Non occorre fare tanti discorsi per accorgersi della gravità del problema, della tragedia che si è prolungata in questi anni e in questi mesi nelle carceri italiane:

dal 2000 al 2009 (dati aggiornati al 19 novembre) sono morti più di 1500 detenuti (per l’esattezza 1540), dei quali più di un terzo per suicidio. Solo nel 2009 si sono registrati 65 suicidi, tra essi quello di Stefano Frapporti a Rovereto. Su 157 di quest’anno ben 17 sono morti per cause ancora da accertare.

Il panorama è raccapricciante e non basta, per cercare di capire, ricorrere agli argomenti, pur fondati, del sovraffollamento e della mancata copertura dell’organico del personale di sorveglianza.

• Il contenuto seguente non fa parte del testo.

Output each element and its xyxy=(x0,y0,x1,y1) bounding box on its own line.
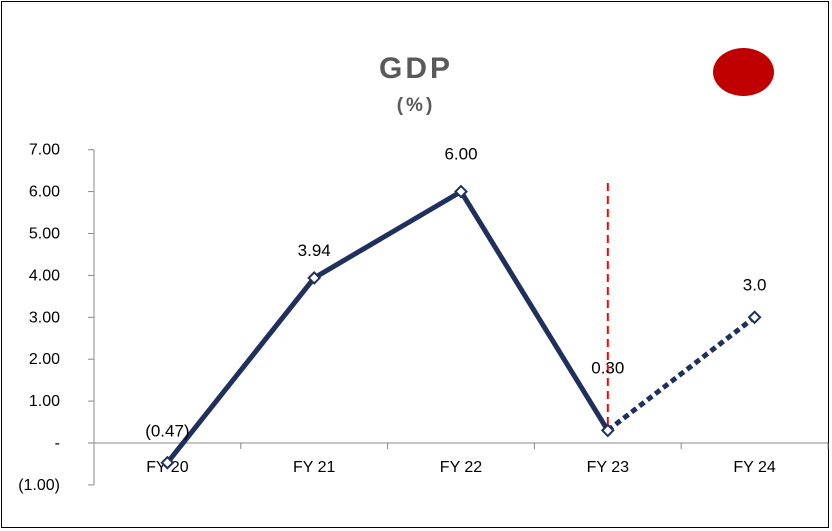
x-tick-label: FY 22 xyxy=(440,459,483,476)
x-tick-label: FY 21 xyxy=(293,459,336,476)
data-point-marker xyxy=(747,310,762,325)
x-tick-label: FY 23 xyxy=(587,459,630,476)
chart-subtitle: (%) xyxy=(396,95,436,116)
red-circle-marker xyxy=(713,48,774,96)
data-label: 3.0 xyxy=(743,275,767,294)
y-tick-label: 3.00 xyxy=(29,309,60,326)
data-point-marker xyxy=(307,270,322,285)
y-tick-label: 7.00 xyxy=(29,142,60,159)
data-point-marker xyxy=(160,455,175,470)
data-point-marker xyxy=(454,184,468,199)
data-label: (0.47) xyxy=(145,422,189,441)
y-tick-label: 4.00 xyxy=(29,267,60,284)
y-tick-label: (1.00) xyxy=(18,477,60,494)
y-tick-label: 2.00 xyxy=(29,351,60,368)
y-tick-label: 1.00 xyxy=(29,393,60,410)
data-point-marker xyxy=(600,423,615,438)
gdp-projected-line xyxy=(606,315,757,433)
y-tick-label: 6.00 xyxy=(29,184,60,201)
chart-title: GDP xyxy=(378,52,453,85)
gdp-actual-line xyxy=(165,189,610,465)
data-label: 3.94 xyxy=(298,241,331,260)
y-tick-label: 5.00 xyxy=(29,226,60,243)
data-label: 0.30 xyxy=(591,358,624,377)
x-tick-label: FY 24 xyxy=(733,459,776,476)
y-tick-label: - xyxy=(55,435,60,452)
data-label: 6.00 xyxy=(444,145,477,164)
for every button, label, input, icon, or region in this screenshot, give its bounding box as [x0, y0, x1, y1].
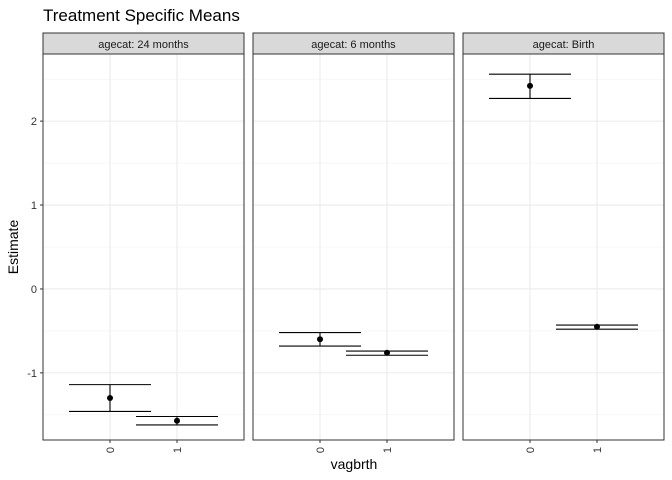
- estimate-point: [317, 336, 323, 343]
- y-tick-label: -1: [27, 368, 37, 380]
- y-axis-title: Estimate: [5, 220, 21, 275]
- estimate-point: [384, 349, 390, 356]
- estimate-point: [174, 417, 180, 424]
- facet-strip-label: agecat: 24 months: [98, 39, 189, 51]
- x-tick-label: 1: [172, 447, 184, 453]
- facet-panel: agecat: 24 months 0 1: [42, 32, 245, 453]
- y-tick-label: 1: [31, 200, 37, 212]
- chart-title: Treatment Specific Means: [43, 6, 240, 25]
- x-tick-label: 0: [525, 447, 537, 453]
- estimate-point: [594, 323, 600, 330]
- y-tick-label: 2: [31, 116, 37, 128]
- x-axis-title: vagbrth: [331, 456, 378, 472]
- facet-panel: agecat: 6 months 0 1: [252, 32, 455, 453]
- panel-border: [462, 53, 665, 441]
- x-tick-label: 1: [382, 447, 394, 453]
- panel-border: [252, 53, 455, 441]
- y-tick-label: 0: [31, 284, 37, 296]
- y-axis: -1 0 1 2: [27, 116, 43, 380]
- x-tick-label: 0: [105, 447, 117, 453]
- facet-strip-label: agecat: Birth: [533, 39, 595, 51]
- panel-border: [42, 53, 245, 441]
- facet-panel: agecat: Birth 0 1: [462, 32, 665, 453]
- x-tick-label: 0: [315, 447, 327, 453]
- estimate-point: [107, 395, 113, 402]
- facet-strip-label: agecat: 6 months: [311, 39, 396, 51]
- x-tick-label: 1: [592, 447, 604, 453]
- estimate-point: [527, 82, 533, 89]
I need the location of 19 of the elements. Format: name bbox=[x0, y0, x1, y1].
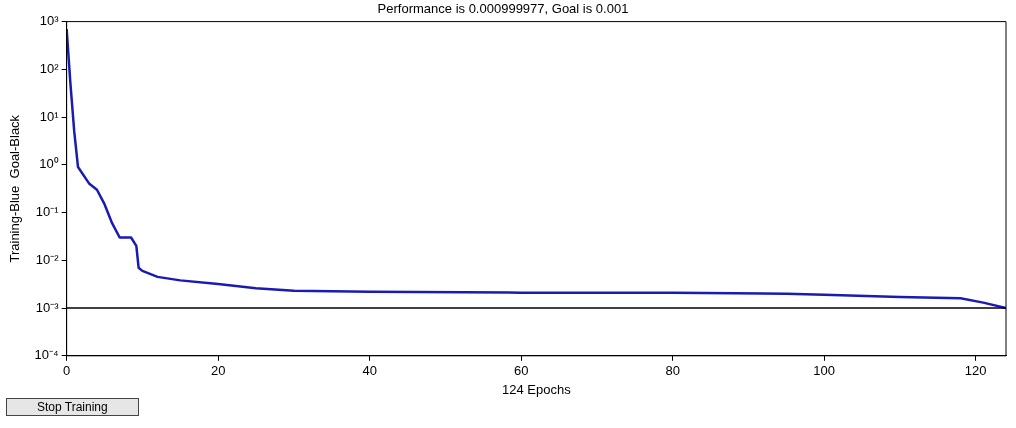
y-tick-label: 10¹ bbox=[39, 108, 60, 124]
y-axis-title: Training-Blue Goal-Black bbox=[7, 114, 23, 263]
x-tick-label: 60 bbox=[513, 363, 529, 379]
y-tick-label: 10³ bbox=[39, 13, 60, 29]
y-tick-label: 10⁻³ bbox=[35, 299, 60, 315]
x-tick-label: 40 bbox=[362, 363, 377, 379]
x-tick-label: 80 bbox=[665, 363, 680, 379]
text: Stop Training bbox=[6, 398, 139, 416]
x-tick-label: 20 bbox=[210, 363, 226, 379]
x-tick-label: 100 bbox=[813, 363, 836, 379]
y-tick-label: 10² bbox=[39, 60, 60, 76]
y-tick-label: 10⁻⁴ bbox=[34, 347, 59, 363]
x-tick-label: 120 bbox=[964, 363, 987, 379]
y-tick-label: 10⁻² bbox=[35, 251, 60, 267]
y-tick-label: 10⁰ bbox=[39, 156, 59, 172]
x-tick-label: 0 bbox=[63, 363, 71, 379]
chart-title: Performance is 0.000999977, Goal is 0.001 bbox=[377, 1, 629, 17]
y-tick-label: 10⁻¹ bbox=[35, 204, 60, 220]
x-axis-title: 124 Epochs bbox=[501, 381, 572, 397]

C’è qualcosa di più e di peggio, che ha a che fare con la sospensione della dignità e del rispetto delle persone, della persona, di ogni persona. Si ha la fondata impressione che alcuni cittadini, e non occorre qui declinarne le caratteristiche, siano ritenuti a rischio protezione. La loro salute e la loro incolumità è una variabile, tra tante

Giuseppe Anzani sul giornale Avvenire scrive in prima pagina a proposito della sconvolgente fine di Stefano Cucchi: “Se la morte di Stefano è una disperazione traboccata, essa grida una invocazione rifiutata, è la desolazione interiore arresa al silenzio crudele di chi esclude. E’ il silenzio che uccide, noi non taceremo.”

E certo, mutatis mutandis, perché non leggere anche nella morte di Stefano Frapporti sia un’invocazione rifiutata che una desolazione interiore ? E’ giusto anche in questo caso non tacere, pretendere la verità, la trasparenza assoluta, fatta salva in ogni caso la considerazione che “non si può morire così”.